U.S. Frustrated By Slow Speed Of E.U. Decision-making

The U.S. is eager to see change in the E.U. Commission's approval procedure, known as the 90/220 process. The U.S. is frustrated with what it calls the "effective collapse of the E.U.'s regulatory process for new genetically engineered plants and an incomplete and unworkable food labeling regulation for foods containing genetically modified corn and soybeans," said Peter L. Scher of the Special Trade Negotiator Office of the U.S. Trade Representative, on March 15. The lack of a specific time frame is also worrying the U.S. government, which has criticized Europe for the time it's taking to make a detailed and definite regulatory decision on GMOs. Under the E.U.'s 90/220 process, scientific reviews take years while equivalent U.S. scientific reviews take only months, the sources said. The U.S. is looking for a proper way to tackle the issue and define its position ahead of WTO meetings in Geneva in May and in Seattle in November. In a move to help dialogue between the U.S. and !

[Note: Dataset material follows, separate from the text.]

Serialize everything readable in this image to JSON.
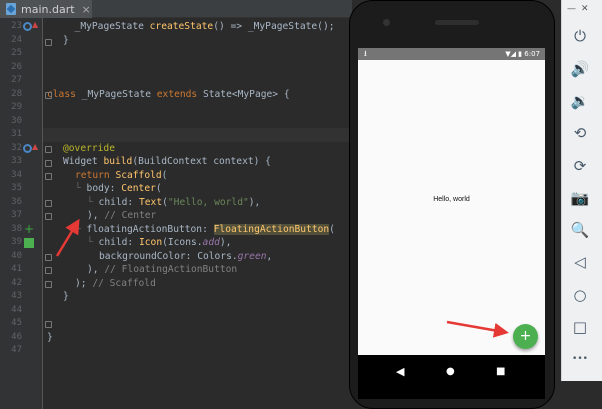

E.U. member countries, the group of U.S. experts will next stop in Italy, Germany and Belgium for round table discussions involving European farmers and food industry representatives. U.S. officials said that European consumers' reluctance to accept food made with genetically modified produce stems from scare-mongering by Europe's media and ineffective public relations strategies by firms like Monsanto. Many large E.U. food retailers, including France's Carrefour SA, have banned the use of genetically modified ingredients in own-brand products in response to consumer fears. The sources noted that French retailers who took part in a separate round-table talk on Monday voiced concern over the lack of definition as to what GMO-free food really is.